Começamos o mês com o parlamento da França aprovando o direito ao aborto na Constituição do país. Foram 780 votos contra 72. Dias antes, na cidade do Rio de Janeiro, um projeto de lei que visava garantir o tratamento humanizado de mulheres que buscam o aborto legal, ou seja, o que já está previsto no Código Penal, foi derrotado. Foram 32 votos contra, apenas oito a favor.
O projeto, de autoria de Marielle Franco, aguardava votação desde 2017 e tinha como objetivo municipalizar um programa que já existe como norma técnica do Ministério da Saúde.
Não havia, portanto, nada revolucionário na proposta, mas o tema por si só é suficiente para que homens reafirmem seu histórico poder de decidirem pelas vidas e pelos corpos das mulheres: dos 32 parlamentares contrários, 31 eram homens. Uma vergonha.
Escorados num discurso religioso, insistem em ignorar o fato de que o Brasil é um estado laico. É claro que as crenças individuais das mulheres devem ser respeitadas, mas o que vemos é que a discussão sobre o aborto, mesmo o legalizado, costuma cair numa cortina de fumaça que legitima o machismo e reforça o ódio às mulheres. Machistas não suportam a ideia de não conseguirem controlar nossas vidas.

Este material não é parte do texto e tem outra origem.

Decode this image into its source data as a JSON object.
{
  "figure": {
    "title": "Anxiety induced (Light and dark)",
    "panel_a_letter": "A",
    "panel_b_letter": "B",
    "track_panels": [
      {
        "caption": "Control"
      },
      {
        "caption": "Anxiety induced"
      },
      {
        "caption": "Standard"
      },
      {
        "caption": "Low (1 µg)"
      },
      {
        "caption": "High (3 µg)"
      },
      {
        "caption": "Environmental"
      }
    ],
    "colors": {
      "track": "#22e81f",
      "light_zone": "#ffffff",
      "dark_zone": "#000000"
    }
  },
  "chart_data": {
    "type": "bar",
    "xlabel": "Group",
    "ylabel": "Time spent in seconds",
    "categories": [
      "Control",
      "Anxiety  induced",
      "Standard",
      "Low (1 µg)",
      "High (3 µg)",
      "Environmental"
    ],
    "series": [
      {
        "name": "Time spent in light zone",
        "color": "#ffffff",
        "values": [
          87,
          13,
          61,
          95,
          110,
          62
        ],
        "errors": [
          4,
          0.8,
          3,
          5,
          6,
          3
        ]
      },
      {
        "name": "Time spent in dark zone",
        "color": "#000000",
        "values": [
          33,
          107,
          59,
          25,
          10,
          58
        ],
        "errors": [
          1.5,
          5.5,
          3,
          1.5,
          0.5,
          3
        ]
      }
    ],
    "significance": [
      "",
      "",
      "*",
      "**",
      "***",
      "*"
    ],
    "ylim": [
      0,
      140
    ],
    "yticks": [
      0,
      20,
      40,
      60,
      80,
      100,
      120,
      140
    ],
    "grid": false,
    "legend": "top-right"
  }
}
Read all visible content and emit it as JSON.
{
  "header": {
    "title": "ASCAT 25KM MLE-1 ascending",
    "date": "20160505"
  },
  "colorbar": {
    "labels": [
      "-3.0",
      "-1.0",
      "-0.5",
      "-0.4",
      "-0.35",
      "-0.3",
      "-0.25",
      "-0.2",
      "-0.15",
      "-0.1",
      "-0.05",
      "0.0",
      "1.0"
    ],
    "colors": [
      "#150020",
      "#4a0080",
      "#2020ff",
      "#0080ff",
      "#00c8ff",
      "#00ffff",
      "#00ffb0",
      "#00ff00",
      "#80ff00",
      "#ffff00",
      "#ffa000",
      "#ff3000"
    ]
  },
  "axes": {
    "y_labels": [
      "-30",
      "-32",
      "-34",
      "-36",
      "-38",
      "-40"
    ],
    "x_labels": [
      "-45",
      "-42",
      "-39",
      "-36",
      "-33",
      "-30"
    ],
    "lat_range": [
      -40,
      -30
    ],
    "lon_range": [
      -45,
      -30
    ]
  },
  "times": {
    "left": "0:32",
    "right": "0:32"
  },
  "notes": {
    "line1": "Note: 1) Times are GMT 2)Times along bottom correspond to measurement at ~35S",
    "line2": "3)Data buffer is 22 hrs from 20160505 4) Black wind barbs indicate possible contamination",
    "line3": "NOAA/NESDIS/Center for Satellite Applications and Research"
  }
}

O que eles tentam esconder é que o aborto é uma realidade e uma questão de saúde pública. Dar a devida atenção às pessoas que gestam e buscam o procedimento é zelar pela saúde. Uma a cada sete mulheres faz um aborto até os 40 anos no Brasil, de acordo com a Pesquisa Nacional do Aborto. É por isso que já é regulado em 77 países, como constata o Centro para Direitos Reprodutivos. Entre eles, está inclusive Israel, cuja bandeira vem sendo abraçada por evangélicos. No Brasil, por não conseguirem o atendimento adequado na rede pública, acabam recorrendo a clínicas clandestinas, cujos procedimentos ilegais normalmente são pagos pelos mesmos homens que condenam a descriminalização do aborto.
No fundo, é disso que se trata: um festival de hipocrisia. Enquanto isso, as mais pobres correm mais risco por não poderem pagar pelo procedimento.